57. The reactivated NK cell of any one of claims 53-56, wherein the reactivated NK cell has increased tumor cell killing rates following cry opreservation relative to a non-deactivated thawed cryopreserved NK cell.

58. A method of treating a subject in need thereof, comprising the step of administering to the subject a therapeutically effective amount of the reactivated NK cell of any one of claims 53-57.

59. The method of claim 58, wherein the subject has cancer.

60. The method of claim 59, wherein the cancer is hematological.

61. The method of claim 60, wherein the hematological cancer is myeloma.

62. The method of claim 59, wherein the cancer comprises a solid tumor.

63. The method of claim 62, wherein the cancer comprises ovarian cancer, pancreatic cancer, and/or brain cancer.

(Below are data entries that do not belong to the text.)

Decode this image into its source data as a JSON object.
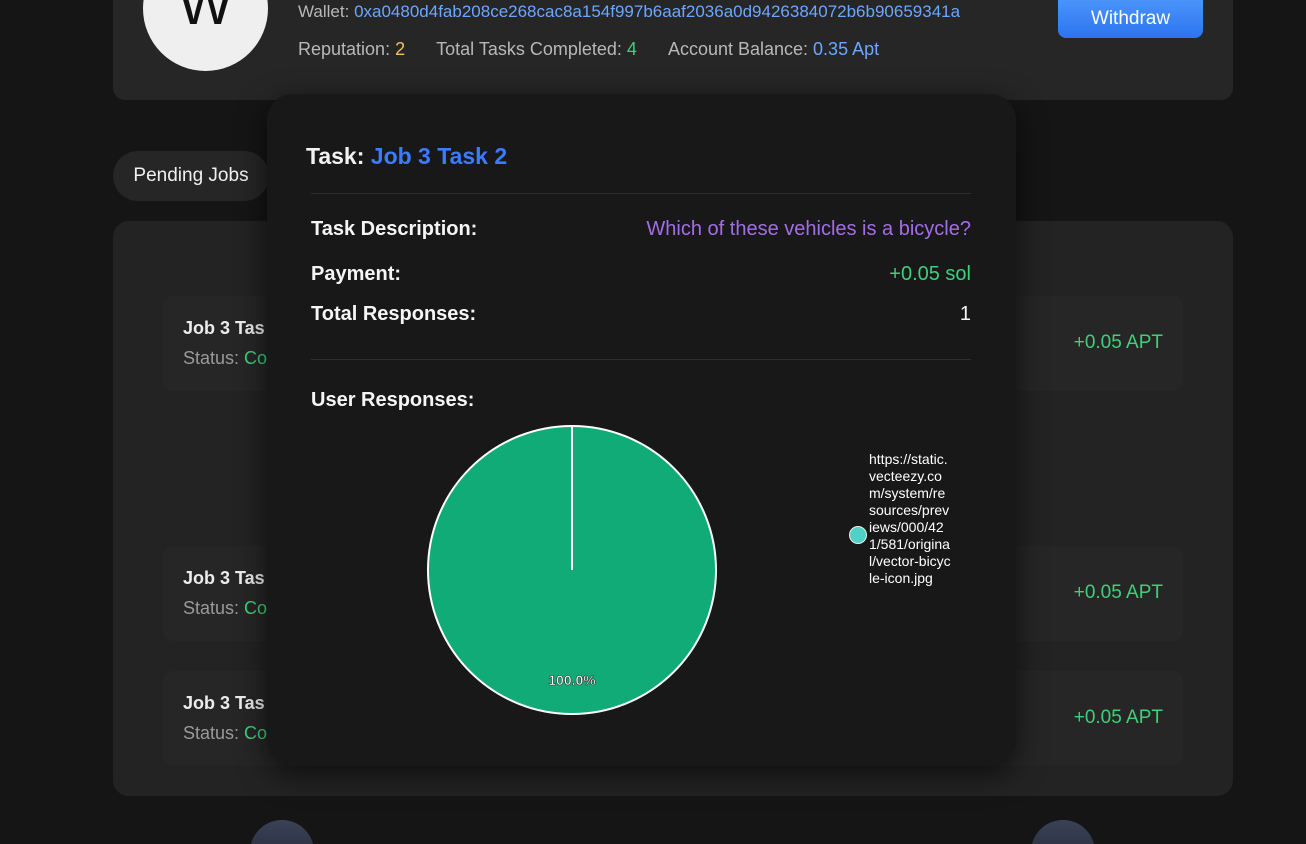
{
  "profile": {
    "avatar_letter": "W",
    "wallet_label": "Wallet:",
    "wallet_address": "0xa0480d4fab208ce268cac8a154f997b6aaf2036a0d9426384072b6b90659341a",
    "reputation_label": "Reputation:",
    "reputation_value": "2",
    "tasks_label": "Total Tasks Completed:",
    "tasks_value": "4",
    "balance_label": "Account Balance:",
    "balance_value": "0.35 Apt",
    "withdraw_label": "Withdraw"
  },
  "tabs": {
    "pending_label": "Pending Jobs"
  },
  "jobs": [
    {
      "title": "Job 3 Tas",
      "status_label": "Status:",
      "status": "Co",
      "payment": "+0.05 APT"
    },
    {
      "title": "Job 3 Tas",
      "status_label": "Status:",
      "status": "Co",
      "payment": "+0.05 APT"
    },
    {
      "title": "Job 3 Tas",
      "status_label": "Status:",
      "status": "Co",
      "payment": "+0.05 APT"
    }
  ],
  "modal": {
    "task_prefix": "Task:",
    "task_name": "Job 3 Task 2",
    "description_label": "Task Description:",
    "description_value": "Which of these vehicles is a bicycle?",
    "payment_label": "Payment:",
    "payment_value": "+0.05 sol",
    "responses_label": "Total Responses:",
    "responses_value": "1",
    "user_responses_label": "User Responses:"
  },
  "chart_data": {
    "type": "pie",
    "categories": [
      "https://static.vecteezy.com/system/resources/previews/000/421/581/original/vector-bicycle-icon.jpg"
    ],
    "values": [
      100
    ],
    "slice_labels": [
      "100.0%"
    ],
    "colors": {
      "slice": "#10ab76",
      "legend_marker": "#4fd1c5",
      "stroke": "#ffffff"
    },
    "legend": "right"
  },
  "colors": {
    "accent_blue": "#3b7bff",
    "success_green": "#3ed07a",
    "purple": "#a26ee8",
    "reputation_yellow": "#f5c15a"
  }
}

64. The method of claim 59, wherein the cancer is of hematopoietic origin.

65. The method of any one of claims 58-64, wherein the reactivated NK cells are allogeneic or autologous with respect to the subject.

66. The method of any one of claims 58-65, wherein the reactivated NK cells are allogeneic with respect to the subject.

67. The method of any one of claims 58-66, wherein the subject has an improved probability of survival relative to a subject not treated with an effective dose of a reactivated NK cell.